Asian casino owner's kin split assets in legal clash
Let Stanley Ho be an example to us all. And not only by amassing one of the world's great fortunes.
Ho could have fought in court to hang on to every million, clutch each asset until complete strangers whispered, "What a selfish old goat." He's 89. This way, maybe, a court settlement will bring peace in his family.
And what a family.
Ho has 16 children by four wives. Grandchildren and great-grandchildren, too. Bloomberg News didn't do the whole head count when reporting how Ho settled out of court the other day in a lawsuit he had brought against his kids.
He agreed to distribute to them almost his entire stake in Asia's biggest casino company, bigger by far than anything in Las Vegas. When Asians roll the dice, their destination of choice on their own continent is Macau, a fabulous relic of colonialism on the coast of China, like Hong Kong, where Ho lives.
The "house" in Las Vegas, Atlantic City or Monte Carlo may collect big, but the take in Macau dwarfs them all. Its casino revenues are four times those of the famous Vegas Strip. And it was Stanley Ho who brought the phenomenon to Macau, with government's friendliest nod, 50 years ago.
The holding company of his empire has a long name but boils down to initials, STDM. Ho owned just short of a third of STDM, at 31.7 percent. But now the mother of his youngest children, Angela, who is managing director and used to have 2 percent at most, will own 6 percent. Other family members will split 25.538 percent. Ho keeps just 0.117 percent. (Numbers running out to three decimal points are a clue to how valuable these fractions are.)
Ho's lawsuit alleged that his florally named daughters, Pansy Ho and Daisy Ho, and other family members simply seized his stake in the company. He wanted the court to give it all back to him to distribute differently, yet not outside the bloodline.

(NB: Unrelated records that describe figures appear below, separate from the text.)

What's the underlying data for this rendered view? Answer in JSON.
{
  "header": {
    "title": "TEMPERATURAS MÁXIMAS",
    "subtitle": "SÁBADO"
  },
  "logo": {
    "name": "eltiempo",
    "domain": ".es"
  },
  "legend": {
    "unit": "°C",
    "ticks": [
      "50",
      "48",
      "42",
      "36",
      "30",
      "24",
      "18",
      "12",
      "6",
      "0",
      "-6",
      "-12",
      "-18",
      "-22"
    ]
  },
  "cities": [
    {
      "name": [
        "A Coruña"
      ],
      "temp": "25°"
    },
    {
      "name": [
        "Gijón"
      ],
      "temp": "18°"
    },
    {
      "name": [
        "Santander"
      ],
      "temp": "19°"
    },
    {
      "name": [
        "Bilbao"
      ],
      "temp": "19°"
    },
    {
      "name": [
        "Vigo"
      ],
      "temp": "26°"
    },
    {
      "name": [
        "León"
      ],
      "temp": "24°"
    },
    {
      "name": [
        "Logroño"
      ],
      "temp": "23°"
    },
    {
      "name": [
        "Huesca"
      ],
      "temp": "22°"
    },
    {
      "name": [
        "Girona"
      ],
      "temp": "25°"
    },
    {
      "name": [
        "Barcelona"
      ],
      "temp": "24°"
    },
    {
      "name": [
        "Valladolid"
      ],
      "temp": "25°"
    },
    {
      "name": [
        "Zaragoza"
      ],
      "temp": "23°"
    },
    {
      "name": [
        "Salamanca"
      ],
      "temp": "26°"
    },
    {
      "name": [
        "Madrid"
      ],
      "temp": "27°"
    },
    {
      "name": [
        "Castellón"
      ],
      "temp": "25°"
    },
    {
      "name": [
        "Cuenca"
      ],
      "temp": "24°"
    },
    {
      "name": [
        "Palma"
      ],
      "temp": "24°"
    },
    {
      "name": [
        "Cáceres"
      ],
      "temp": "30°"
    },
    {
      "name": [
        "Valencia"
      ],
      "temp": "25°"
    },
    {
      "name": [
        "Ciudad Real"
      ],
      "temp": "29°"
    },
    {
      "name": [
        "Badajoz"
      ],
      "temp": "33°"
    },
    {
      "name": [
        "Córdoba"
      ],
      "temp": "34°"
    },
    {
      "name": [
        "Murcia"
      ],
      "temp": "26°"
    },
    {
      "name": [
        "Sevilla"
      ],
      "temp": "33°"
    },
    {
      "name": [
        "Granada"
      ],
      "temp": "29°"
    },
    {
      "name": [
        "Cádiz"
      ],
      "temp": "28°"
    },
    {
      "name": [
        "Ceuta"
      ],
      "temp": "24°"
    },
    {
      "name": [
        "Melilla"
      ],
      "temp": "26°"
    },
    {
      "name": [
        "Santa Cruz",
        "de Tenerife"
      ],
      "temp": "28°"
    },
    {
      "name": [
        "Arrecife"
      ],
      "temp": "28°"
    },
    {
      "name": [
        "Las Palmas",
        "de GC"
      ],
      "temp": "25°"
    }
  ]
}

STDM owns 55.69 percent of the casino operations, giving the family stake a market worth of 12.7 Hong Kong dollars ($1.6 billion U.S.).
The news report portrayed a clan not unlike interlocking companies. The dispute started when his third wife, Chan, and children Pansy, Daisy, Maisy, Josie and Lawrence took control of yet another company called Lanceford, which is the biggest stakeholder in STDM. The old man didn't like that. His lawyer said he wanted assets divided equally among the offspring.
Last year Forbes magazine ranked Ho as Hong Kong's 13th-richest man with a net worth of $3.1 billion. Macau's colonial government issued a gambling monopoly to Ho and partners in 1962. Forty years later in 2002, the sweet exclusive expired. Macau began licensing competitors, including Sheldon Adelson's Las Vegas Sands Corp. and Steve Wynn's Wynn Resorts Ltd. But the house that Ho built commands a 50 percent-plus market share spread out in several casinos. Macau is the only place in China where institutionalized gaming is legal.
Hard feelings in a family, especially over money, don't enhance an old gentleman's health. Ho spent seven months in a hospital before being released last March. Time will tell if the court settlement makes him feel better. Bet it does.